Among brands that are currently seeking to diversify their production is a common feeling of uncertainty about where to look. For those that have recently secured new partners, there’s a feeling of instability, knowing their locations may become affected by the virus, upending any plans.

“When China shut down, our production manager said we needed to diversify, since we do 90% of our manufacturing in China,” said Courtney Klein, CEO of maternity brand Storq. “So we started looking for sourcing in Peru, Turkey, Portugal and Vietnam, as were a lot of other brands. We were in the middle of ramping things up in the new factories, and then those places shut down. There’s nowhere to go that feels like a good answer.”

“Manufacturing is really hard right now anywhere,” said Ari Jogiel, founder of his eponymous Los Angeles fashion manufacturing company. Jogiel manufactures for more than 100 brands, but declined to disclose specific names citing non-disclosure agreements. “Even if your factories are open, you need fabric supplies and raw materials from suppliers in other countries who are also facing the same limitations. We get fabrics from places in Latin America and Asia that have canceled our orders. And it’s getting harder every day.”

For the fashion companies that did manage to diversify before the coronavirus pandemic, manufacturing has been much smoother. Greenberger said he’s thankful Gelmart has a wider range of production options. However, he said moving production to different countries over the last two years, while simultaneously trying to fill orders for Walmart, the company’s largest partner, was tough.

And producing outside of China came with its own drawbacks. China is the gold standard for fashion manufacturing and raw materials, Greenberger said, and other countries do not typically have the same level of quality coupled without also having higher costs.

It’s the same reason that Feit, a footwear brand that has a small team of highly trained craftsmen who make all its shoes in China, did not start diversifying once its China factory shut down.
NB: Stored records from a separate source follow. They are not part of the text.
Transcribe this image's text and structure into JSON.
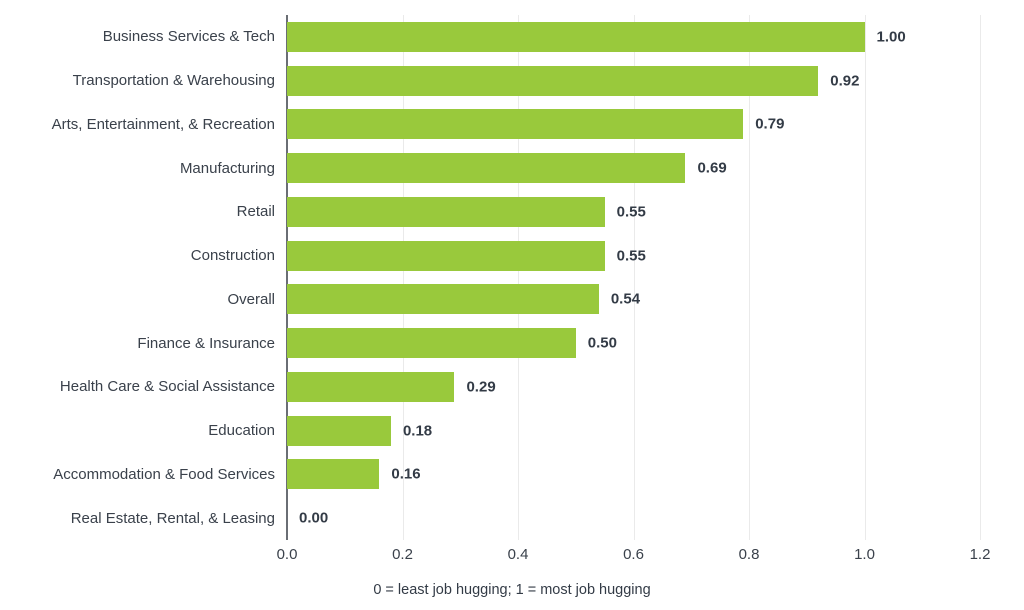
{
  "chart_data": {
    "type": "bar",
    "orientation": "horizontal",
    "categories": [
      "Business Services & Tech",
      "Transportation & Warehousing",
      "Arts, Entertainment, & Recreation",
      "Manufacturing",
      "Retail",
      "Construction",
      "Overall",
      "Finance & Insurance",
      "Health Care & Social Assistance",
      "Education",
      "Accommodation & Food Services",
      "Real Estate, Rental, & Leasing"
    ],
    "values": [
      1.0,
      0.92,
      0.79,
      0.69,
      0.55,
      0.55,
      0.54,
      0.5,
      0.29,
      0.18,
      0.16,
      0.0
    ],
    "value_labels": [
      "1.00",
      "0.92",
      "0.79",
      "0.69",
      "0.55",
      "0.55",
      "0.54",
      "0.50",
      "0.29",
      "0.18",
      "0.16",
      "0.00"
    ],
    "title": "",
    "xlabel": "0 = least job hugging; 1 = most job hugging",
    "ylabel": "",
    "xlim": [
      0,
      1.2
    ],
    "xticks": [
      "0.0",
      "0.2",
      "0.4",
      "0.6",
      "0.8",
      "1.0",
      "1.2"
    ],
    "xtick_values": [
      0.0,
      0.2,
      0.4,
      0.6,
      0.8,
      1.0,
      1.2
    ],
    "grid": "vertical",
    "legend": "none",
    "colors": {
      "bar": "#99c93c",
      "axis_line": "#6a6e74",
      "gridline": "#eaeaea",
      "category_text": "#3a414b",
      "value_text": "#333b46",
      "background": "#ffffff"
    }
  }
}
The more appealing move was to just absorb the losses from manufacturing shutdowns.

“Our sourcing is based on finding manufacturers with unique skill sets,” said Tull Price, founder of Feit. “For example, our hand-sewing team in southern China we put together and helped train. No one else in the world makes footwear by hand like that, so they are rarely replaceable. Moving our products does not make sense because our makers are not interchangeable. Instead, we will stick with our partners, push our delivery dates, refine our model, stagger our releases, offer more pre-order and continue to expand our non-footwear categories, which naturally diversifies our risk.”